Vom Autor Dr. Said Musa Samimy stammt das Buch „Pufferstaat- Zum Debakel der „Legitimation“ der politischen Herrschaft in Afghanistan“. Es ist 2023 im Frieling Verlag zu Berlin erschienen.

In Afghanistan kam der Schriftsteller 1945 zur Welt. Er studierte Wirtschaftswissenschaften an der Universität Kabul und kam 1968 nach Deutschland. 1977 erfolgte die Promotion. Dr. Said Musa Samimy kehrte unmittelbar nach der Promotion nach Afghanistan zurück. Der Wirtschaftswissenschaftler übernahm einen Lehrauftrag an der Wirtschaftsfakultät Kabul. Politische Repressalien zwangen ihn nach zwei Jahren jedoch dazu, das Land wieder zu verlassen. Von 1980 bis 2010 war er Redakteur bzw. Chef der Afghanistan-Redaktion des Asien-Programms der Deutschen Welle. Er ist Mitarbeiter bei zahlreichen deutsch- und englischsprachigen Zeitschriften und Begründer und erster Direktor des „Instituts für Afghanistanforschung“.

Hören wir in Westeuropa das Wort Afghanistan, denken wir unwillkürlich an Taliban, unterdrückte Frauen und an einen nicht funktionierenden Staat, der von merkwürdig gekleideten Steinzeit-Oberen beherrscht wird. Die Machthaber haben kürzlich erst angeordnet, dass Frauen nur mit einer kleinen Grundschulbildung versorgt werden dürfen. Berufsausübung ist Frauen untersagt. Ebenso untersagt sind für Frauen der Besuch von höheren Schulen und Universitäten. Schön und gepflegt müssen die Frauen nach Meinung der Taliban auch nicht aussehen! So hat man kürzlich alle Kosmetiksalons geschlossen. Weibliche Sportteams, ja selbst Damen-Nationalteams, hat man aufgelöst. Wer Musik hört, wer tanzt oder andere „schwere Sünden“ begeht, läuft Gefahr, zu Tode gesteinigt zu werden. Ehebrecher werden öffentlich hingerichtet. Sind die Verbrechen kleinerer Natur, erfolgt die öffentliche Auspeitschung.
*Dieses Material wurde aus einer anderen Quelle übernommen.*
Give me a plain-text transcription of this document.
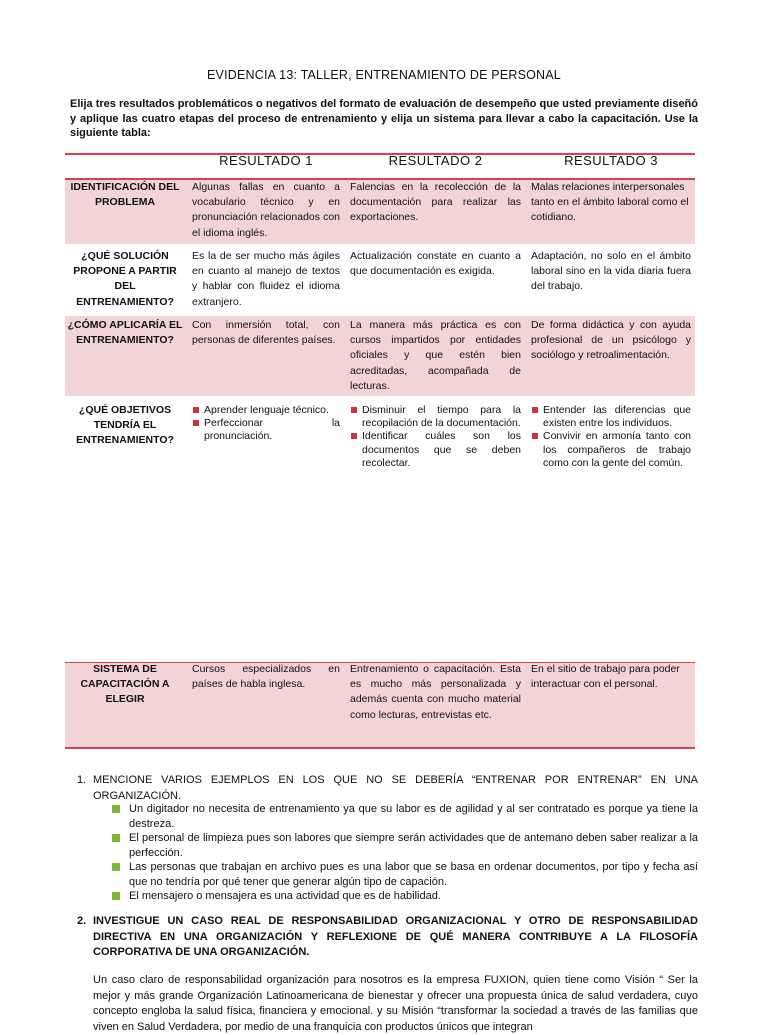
EVIDENCIA 13: TALLER, ENTRENAMIENTO DE PERSONAL
Elija tres resultados problemáticos o negativos del formato de evaluación de desempeño que usted previamente diseñó y aplique las cuatro etapas del proceso de entrenamiento y elija un sistema para llevar a cabo la capacitación. Use la siguiente tabla:
RESULTADO 1	RESULTADO 2	RESULTADO 3
IDENTIFICACIÓN DEL PROBLEMA
Algunas fallas en cuanto a vocabulario técnico y en pronunciación relacionados con el idioma inglés.
Falencias en la recolección de la documentación para realizar las exportaciones.
Malas relaciones interpersonales tanto en el ámbito laboral como el cotidiano.
¿QUÉ SOLUCIÓN PROPONE A PARTIR DEL ENTRENAMIENTO?
Es la de ser mucho más ágiles en cuanto al manejo de textos y hablar con fluidez el idioma extranjero.
Actualización constate en cuanto a que documentación es exigida.
Adaptación, no solo en el ámbito laboral sino en la vida diaria fuera del trabajo.
¿CÓMO APLICARÍA EL ENTRENAMIENTO?
Con inmersión total, con personas de diferentes países.
La manera más práctica es con cursos impartidos por entidades oficiales y que estén bien acreditadas, acompañada de lecturas.
De forma didáctica y con ayuda profesional de un psicólogo y sociólogo y retroalimentación.
¿QUÉ OBJETIVOS TENDRÍA EL ENTRENAMIENTO?
Aprender lenguaje técnico.
Perfeccionar la pronunciación.
Disminuir el tiempo para la recopilación de la documentación.
Identificar cuáles son los documentos que se deben recolectar.
Entender las diferencias que existen entre los individuos.
Convivir en armonía tanto con los compañeros de trabajo como con la gente del común.
SISTEMA DE CAPACITACIÓN A ELEGIR
Cursos especializados en países de habla inglesa.
Entrenamiento o capacitación. Esta es mucho más personalizada y además cuenta con mucho material como lecturas, entrevistas etc.
En el sitio de trabajo para poder interactuar con el personal.
1. MENCIONE VARIOS EJEMPLOS EN LOS QUE NO SE DEBERÍA “ENTRENAR POR ENTRENAR” EN UNA ORGANIZACIÓN.
Un digitador no necesita de entrenamiento ya que su labor es de agilidad y al ser contratado es porque ya tiene la destreza.
El personal de limpieza pues son labores que siempre serán actividades que de antemano deben saber realizar a la perfección.
Las personas que trabajan en archivo pues es una labor que se basa en ordenar documentos, por tipo y fecha así que no tendría por qué tener que generar algún tipo de capación.
El mensajero o mensajera es una actividad que es de habilidad.
2. INVESTIGUE UN CASO REAL DE RESPONSABILIDAD ORGANIZACIONAL Y OTRO DE RESPONSABILIDAD DIRECTIVA EN UNA ORGANIZACIÓN Y REFLEXIONE DE QUÉ MANERA CONTRIBUYE A LA FILOSOFÍA CORPORATIVA DE UNA ORGANIZACIÓN.
Un caso claro de responsabilidad organización para nosotros es la empresa FUXION, quien tiene como Visión “ Ser la mejor y más grande Organización Latinoamericana de bienestar y ofrecer una propuesta única de salud verdadera, cuyo concepto engloba la salud física, financiera y emocional. y su Misión “transformar la sociedad a través de las familias que viven en Salud Verdadera, por medio de una franquicia con productos únicos que integran
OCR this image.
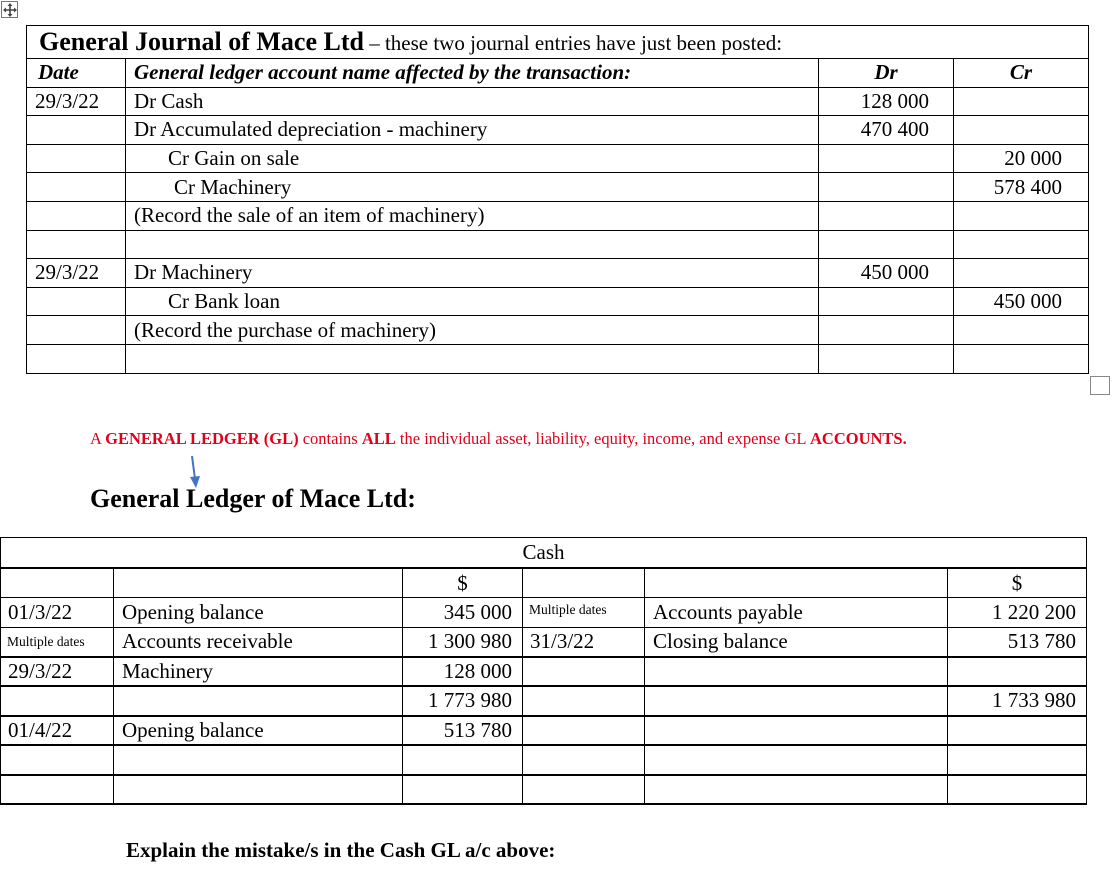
General Journal of Mace Ltd – these two journal entries have just been posted:			
Date	General ledger account name affected by the transaction:	Dr	Cr
29/3/22	Dr Cash	128 000	
	Dr Accumulated depreciation - machinery	470 400	
	Cr Gain on sale		20 000
	Cr Machinery		578 400
	(Record the sale of an item of machinery)		

29/3/22	Dr Machinery	450 000	
	Cr Bank loan		450 000
	(Record the purchase of machinery)		

A GENERAL LEDGER (GL) contains ALL the individual asset, liability, equity, income, and expense GL ACCOUNTS.
General Ledger of Mace Ltd:
Cash					
		$			$
01/3/22	Opening balance	345 000	Multiple dates	Accounts payable	1 220 200
Multiple dates	Accounts receivable	1 300 980	31/3/22	Closing balance	513 780
29/3/22	Machinery	128 000			
		1 773 980			1 733 980
01/4/22	Opening balance	513 780			

Explain the mistake/s in the Cash GL a/c above:
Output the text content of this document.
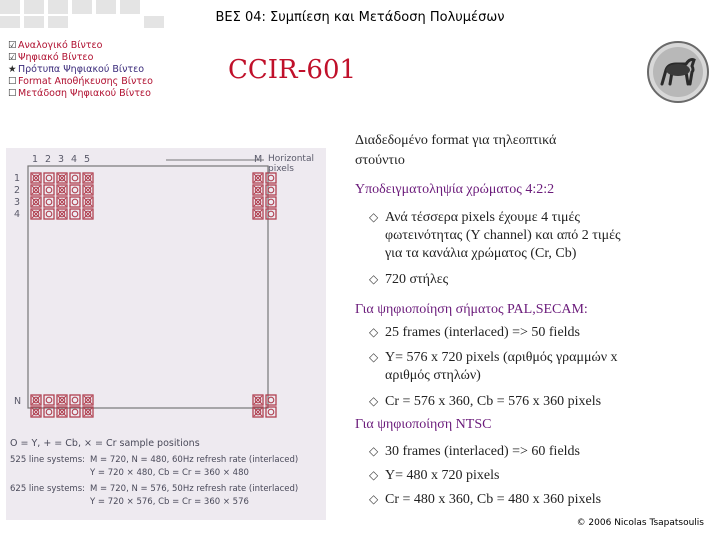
ΒΕΣ 04: Συμπίεση και Μετάδοση Πολυμέσων
☑Αναλογικό Βίντεο
☑Ψηφιακό Βίντεο
★Πρότυπα Ψηφιακού Βίντεο
☐Format Αποθήκευσης Βίντεο
☐Μετάδοση Ψηφιακού Βίντεο
CCIR-601
1 2 3 4 5	M Horizontal pixels
1
2
3
4
N
O = Y, + = Cb, × = Cr sample positions
525 line systems: M = 720, N = 480, 60Hz refresh rate (interlaced)
Y = 720 × 480, Cb = Cr = 360 × 480
625 line systems: M = 720, N = 576, 50Hz refresh rate (interlaced)
Y = 720 × 576, Cb = Cr = 360 × 576
Διαδεδομένο format για τηλεοπτικά
στούντιο
Υποδειγματοληψία χρώματος 4:2:2
◇ Ανά τέσσερα pixels έχουμε 4 τιμές
φωτεινότητας (Y channel) και από 2 τιμές
για τα κανάλια χρώματος (Cr, Cb)
◇ 720 στήλες
Για ψηφιοποίηση σήματος PAL,SECAM:
◇ 25 frames (interlaced) => 50 fields
◇ Y= 576 x 720 pixels (αριθμός γραμμών x
αριθμός στηλών)
◇ Cr = 576 x 360, Cb = 576 x 360 pixels
Για ψηφιοποίηση NTSC
◇ 30 frames (interlaced) => 60 fields
◇ Y= 480 x 720 pixels
◇ Cr = 480 x 360, Cb = 480 x 360 pixels
© 2006 Nicolas Tsapatsoulis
Afghanistan ist seit fast einem halben Jahrhundert ein großer Unruheherd, ein Pulverfass. 1973 erfolgte ein Staatsstreich gegen die Monarchie. Dieser Putsch beendete zwar die internen Machtkämpfe, aber in der Folge kam es zur Invasion durch die Sowjetunion. Die von Moskaus Gnaden agierende kommunistische Regierung in Kabul wurde schließlich nach langen Kämpfen von den Mudschahedin besiegt. Deren Unfähigkeit, das Land in geordnete Verhältnisse zu führen, sowie die Einmischung Pakistans wiederum, ließen die Taliban-Milizen Einfluss nehmen, die als despotische Macht eine Politik der „verbrannten Erde“ praktizierten. Die Steinigungen, die Auspeitschungen, die öffentlichen Hinrichtungen wurden ja bereits angesprochen.

Ein landschaftliches wunderschönes Land mit überwiegend friedfertigen Menschen kommt unter die Räder bzw. kam darunter. Dieser Vorgang hält bedauerlicherweise an.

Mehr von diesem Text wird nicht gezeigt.